The final dissertation demonstrates students’ scholarly ability to examine, critique, and synthesize knowledge and experience, so that new ideas can be tested; best practices identified, established, and verified; and theoretical, practice, or policy constructs evaluated and advanced. Doctoral students have the opportunity to integrate their program of study into an in-depth exploration of an interest area, culminating in the completion their dissertation research study in this course. Students complete the dissertation independently, with the guidance of a supervisory committee chair and committee members. Students complete a prospectus, proposal, Institutional Review Board application, and a final oral presentation and written dissertation. Ultimately, every dissertation should make a fresh contribution to the field of public policy and administration. (Prerequisites: Core KAMs, RSCH 8100P, RSCH 8200P, and RSCH 8300P.)

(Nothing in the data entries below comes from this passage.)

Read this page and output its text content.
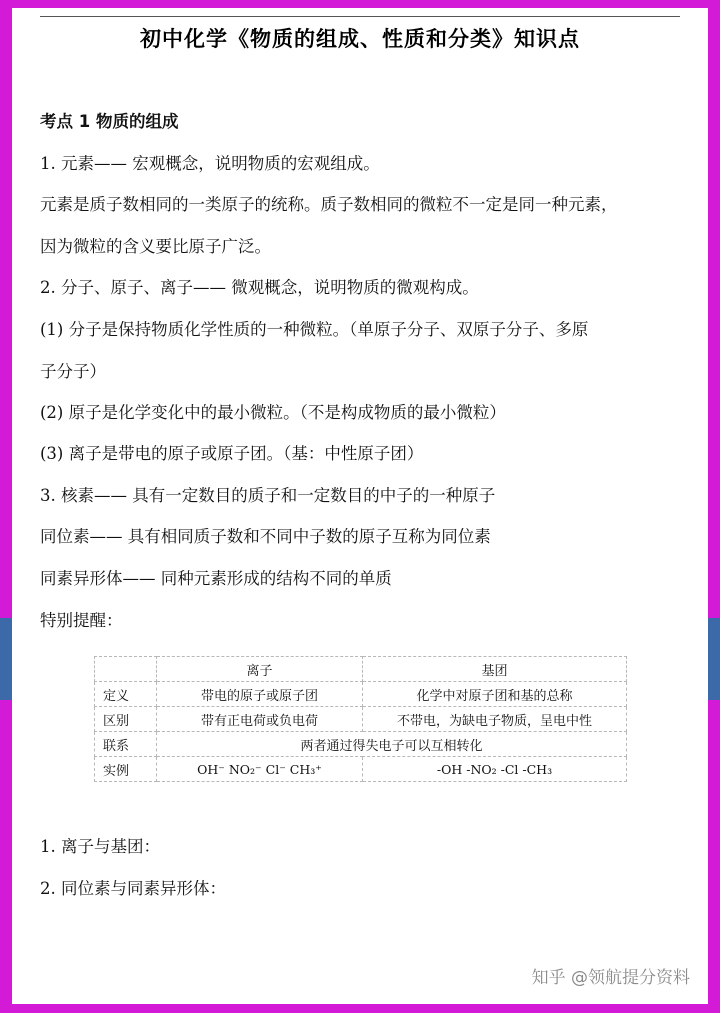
初中化学《物质的组成、性质和分类》知识点
考点 1 物质的组成
1. 元素—— 宏观概念，说明物质的宏观组成。
元素是质子数相同的一类原子的统称。质子数相同的微粒不一定是同一种元素，
因为微粒的含义要比原子广泛。
2. 分子、原子、离子—— 微观概念，说明物质的微观构成。
(1) 分子是保持物质化学性质的一种微粒。（单原子分子、双原子分子、多原
子分子）
(2) 原子是化学变化中的最小微粒。（不是构成物质的最小微粒）
(3) 离子是带电的原子或原子团。（基：中性原子团）
3. 核素—— 具有一定数目的质子和一定数目的中子的一种原子
同位素—— 具有相同质子数和不同中子数的原子互称为同位素
同素异形体—— 同种元素形成的结构不同的单质
特别提醒：
	离子	基团
定义	带电的原子或原子团	化学中对原子团和基的总称
区别	带有正电荷或负电荷	不带电，为缺电子物质，呈电中性
联系	两者通过得失电子可以互相转化	
实例	OH⁻ NO₂⁻ Cl⁻ CH₃⁺	-OH -NO₂ -Cl -CH₃
1. 离子与基团：
2. 同位素与同素异形体：
知乎 @领航提分资料
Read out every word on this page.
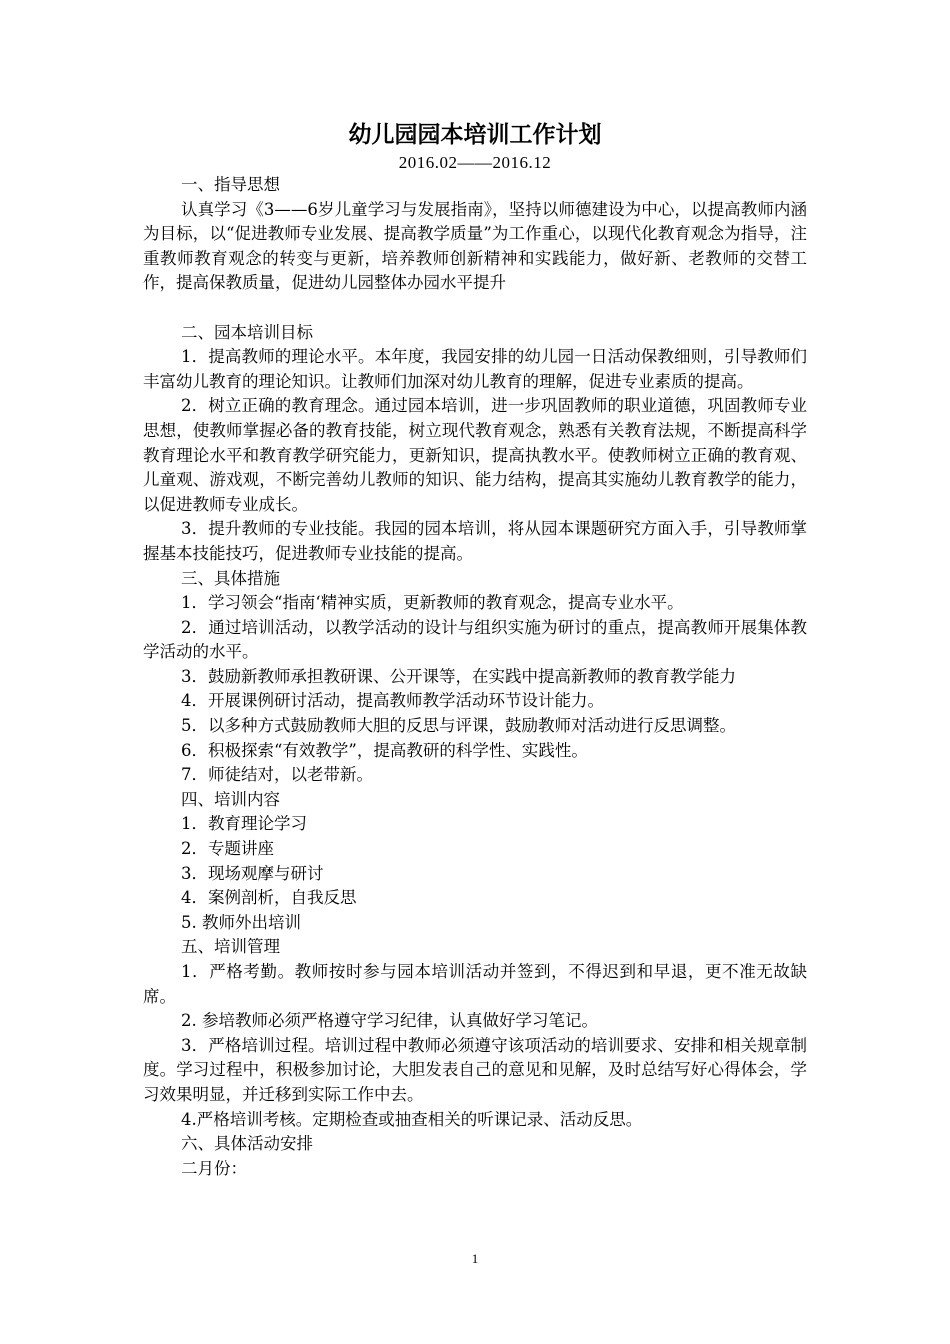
幼儿园园本培训工作计划
2016.02——2016.12

一、指导思想

认真学习《3——6岁儿童学习与发展指南》，坚持以师德建设为中心，以提高教师内涵为目标，以“促进教师专业发展、提高教学质量”为工作重心，以现代化教育观念为指导，注重教师教育观念的转变与更新，培养教师创新精神和实践能力，做好新、老教师的交替工作，提高保教质量，促进幼儿园整体办园水平提升

二、园本培训目标

1．提高教师的理论水平。本年度，我园安排的幼儿园一日活动保教细则，引导教师们丰富幼儿教育的理论知识。让教师们加深对幼儿教育的理解，促进专业素质的提高。

2．树立正确的教育理念。通过园本培训，进一步巩固教师的职业道德，巩固教师专业思想，使教师掌握必备的教育技能，树立现代教育观念，熟悉有关教育法规，不断提高科学教育理论水平和教育教学研究能力，更新知识，提高执教水平。使教师树立正确的教育观、儿童观、游戏观，不断完善幼儿教师的知识、能力结构，提高其实施幼儿教育教学的能力，以促进教师专业成长。

3．提升教师的专业技能。我园的园本培训，将从园本课题研究方面入手，引导教师掌握基本技能技巧，促进教师专业技能的提高。

三、具体措施

1．学习领会“指南‘精神实质，更新教师的教育观念，提高专业水平。

2．通过培训活动，以教学活动的设计与组织实施为研讨的重点，提高教师开展集体教学活动的水平。

3．鼓励新教师承担教研课、公开课等，在实践中提高新教师的教育教学能力

4．开展课例研讨活动，提高教师教学活动环节设计能力。

5．以多种方式鼓励教师大胆的反思与评课，鼓励教师对活动进行反思调整。

6．积极探索“有效教学”，提高教研的科学性、实践性。

7．师徒结对，以老带新。

四、培训内容

1．教育理论学习

2．专题讲座

3．现场观摩与研讨

4．案例剖析，自我反思

5. 教师外出培训

五、培训管理

1．严格考勤。教师按时参与园本培训活动并签到，不得迟到和早退，更不准无故缺席。

2. 参培教师必须严格遵守学习纪律，认真做好学习笔记。

3．严格培训过程。培训过程中教师必须遵守该项活动的培训要求、安排和相关规章制度。学习过程中，积极参加讨论，大胆发表自己的意见和见解，及时总结写好心得体会，学习效果明显，并迁移到实际工作中去。

4.严格培训考核。定期检查或抽查相关的听课记录、活动反思。

六、具体活动安排

二月份：

1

This course is part of Walden’s commitment to help prepare students to meet the university’s expectations for writing in courses at the doctoral level. In this course, students write a short academic essay that will be scored by a team of writing assessors in the Center for Student Success. Based on the essay score, students will be guided toward any further recommended or required writing support needed to meet writing proficiency standards. This required course is free. Students will be enrolled automatically in it after they complete their first full quarter or semester in their doctoral program.